Aches and Pains
Knee replacement surgeries have become so common in today’s world that, the entire hospital industry thrives on it. The many types of arthritis can make the victims truly suffer – Osteoarthritis can wear down the knees, Rheumatoid Arthritis can twist and deform the fingers and Gout can make the simple act of walking an agony.
The pain is called inflammation and is a part of the body’s defence mechanism, which refers to the body’s response to injury, including injury to the blood vessels. Brief details of inflammation, which may involve pain, redness, warmth, swelling and loss of function in the affected tissues are as follows:
Inflammation is the process by which our immune system kills disease-causing bacteria or removes toxins from the body. Therefore, intermittent bouts of inflammation directed at infection and injury are essential to keep us healthy. But sometimes, our immune system becomes overactive and creates inflammation to destroy our own cells. That is when inflammation can become our enemy. Many major diseases that plague us – including cancer, heart disease, diabetes, arthritis, depression and Alzheimer’s – have been linked to chronic inflammation.

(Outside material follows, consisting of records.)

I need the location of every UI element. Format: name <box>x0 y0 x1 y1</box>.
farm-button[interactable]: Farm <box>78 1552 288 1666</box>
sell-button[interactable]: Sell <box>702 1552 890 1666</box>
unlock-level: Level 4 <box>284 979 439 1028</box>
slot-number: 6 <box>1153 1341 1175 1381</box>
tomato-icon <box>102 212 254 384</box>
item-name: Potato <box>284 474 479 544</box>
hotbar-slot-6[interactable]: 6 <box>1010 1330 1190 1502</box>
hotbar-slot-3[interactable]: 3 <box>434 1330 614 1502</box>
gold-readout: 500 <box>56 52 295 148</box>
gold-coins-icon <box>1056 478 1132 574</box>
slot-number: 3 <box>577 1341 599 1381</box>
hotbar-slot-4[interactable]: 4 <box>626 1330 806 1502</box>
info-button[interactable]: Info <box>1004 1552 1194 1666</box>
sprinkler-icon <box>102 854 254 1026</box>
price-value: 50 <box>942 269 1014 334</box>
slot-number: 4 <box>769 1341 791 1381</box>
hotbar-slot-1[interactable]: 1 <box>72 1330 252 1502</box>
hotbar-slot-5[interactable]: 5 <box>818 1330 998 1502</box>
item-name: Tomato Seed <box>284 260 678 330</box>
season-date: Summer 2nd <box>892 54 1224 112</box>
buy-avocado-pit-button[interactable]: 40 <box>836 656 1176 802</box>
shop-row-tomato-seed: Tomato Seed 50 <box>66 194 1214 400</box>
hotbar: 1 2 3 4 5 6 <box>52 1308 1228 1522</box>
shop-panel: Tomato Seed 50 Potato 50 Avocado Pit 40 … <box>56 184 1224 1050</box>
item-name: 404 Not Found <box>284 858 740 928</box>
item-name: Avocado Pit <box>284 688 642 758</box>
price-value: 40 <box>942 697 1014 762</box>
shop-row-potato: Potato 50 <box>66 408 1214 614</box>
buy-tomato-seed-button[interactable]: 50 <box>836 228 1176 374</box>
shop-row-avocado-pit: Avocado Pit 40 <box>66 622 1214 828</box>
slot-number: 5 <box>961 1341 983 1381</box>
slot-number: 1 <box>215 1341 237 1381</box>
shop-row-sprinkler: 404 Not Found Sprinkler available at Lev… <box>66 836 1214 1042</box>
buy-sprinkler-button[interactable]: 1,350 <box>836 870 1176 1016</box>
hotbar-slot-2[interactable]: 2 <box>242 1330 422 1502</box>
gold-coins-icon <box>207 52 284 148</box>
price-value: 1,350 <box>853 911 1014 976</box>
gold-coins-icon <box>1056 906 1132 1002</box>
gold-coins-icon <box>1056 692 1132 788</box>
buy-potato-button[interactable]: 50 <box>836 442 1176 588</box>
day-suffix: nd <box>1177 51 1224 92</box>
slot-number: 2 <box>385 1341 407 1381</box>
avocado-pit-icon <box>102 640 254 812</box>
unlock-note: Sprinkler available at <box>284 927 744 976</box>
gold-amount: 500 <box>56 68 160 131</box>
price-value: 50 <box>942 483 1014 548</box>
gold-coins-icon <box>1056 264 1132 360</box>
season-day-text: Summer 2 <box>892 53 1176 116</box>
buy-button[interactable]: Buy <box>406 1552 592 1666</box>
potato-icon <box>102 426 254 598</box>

Role of PUFAs in Inflammation:
Thanks to the media hype regarding the heart healthy benefits of some cooking oils, the word PUFA (Polyunsaturated Fatty Acids) has become a household term. PUFAs are of two types: N-6 and N-3. They work as on/off switches for inflammation where N-6 switches the inflammation ‘on’ and N-3 switches the inflammation ‘off’. So, the proper balance between these two PUFAs is necessary to keep us free from aches and pains.
But sometimes this balance gets upset and causes inflammation, which is totally unnecessary. Restoring the balance between these two PUFAs by reducing the consumption of N-6 PUFAs, which in India is mainly from cooking oils like Sunflower oil and by increasing the consumption of N-3 PUFAs through the consumption of greens, flaxseed and fish oil can help us reduce aches and pains.
Inflammation and Electric Bulb:
The on/off switch concept can be better explained by comparing inflammation to an electric bulb.
When the body is in a pain free state, inflammation is switched on whenever it is required to fight infection & injury and switched off when normalcy returns, like the electric bulb that lights in the night and goes off in the day.
A body in perpetual pain is like an electric bulb that is switched on all day due to a faulty switch.
One way to relieve that pain is to neutralize the inflammatory enzymes. Since the same enzymes are required to produce both pro-inflammatory and anti-inflammatory chemicals, the entire inflammation regulatory system stops, which is equivalent to cutting off the power supply to the bulb that burns all day long. Painkillers do exactly the same thing – Aspirin and its related products stop the production of one class of pro-inflammatory and anti-inflammatory chemicals, while steroid drugs stop the production of all classes.
In this way, painkillers mask the pain without treating its cause, whereas nutrition reduces the pain by simulating the body’s mechanism of decreasing the production of pro-inflammatory chemicals while increasing anti inflammatory chemicals, which is equivalent to repairing the faulty switch instead of cutting off of its power supply. The medication used in Rheumatoid Arthritis illustrates the difference in masking the pain and treating the cause.
Rheumatoid Arthritis (RA) and its medication:
Goals of the RA treatments are:
- To reduce joint inflammation and pain
- Maximize joint function
- To prevent joint destruction and deformity
Following medications are used to achieve the above goals:
- Painkillers like Aspirin and steroids
- Disease-modifying anti-rheumatic drugs such as Methotrexate and Hydroxychloroquine
The following side effects associated with RA medication are the result of painkillers and are not due to anti-rheumatic drugs:
- Weight gain
- Facial puffiness
- Thinning of the skin and bone
- Easy bruising
- Risk of infection
- Muscle wasting
- Destruction of large joints, such as the hips
So RA patients and others who use painkillers in large quantities and/or over long periods can use an anti-inflammatory diet to compliment their medication to save themselves from the agonizing side effects. That’s why an increasing number of doctors are asking their patients to look into the refrigerator instead of medicine cabinet for ways to their reduce aches and pains.
Regular exercise, a balanced diet and healthy weight are necessary to prevent aches and pains.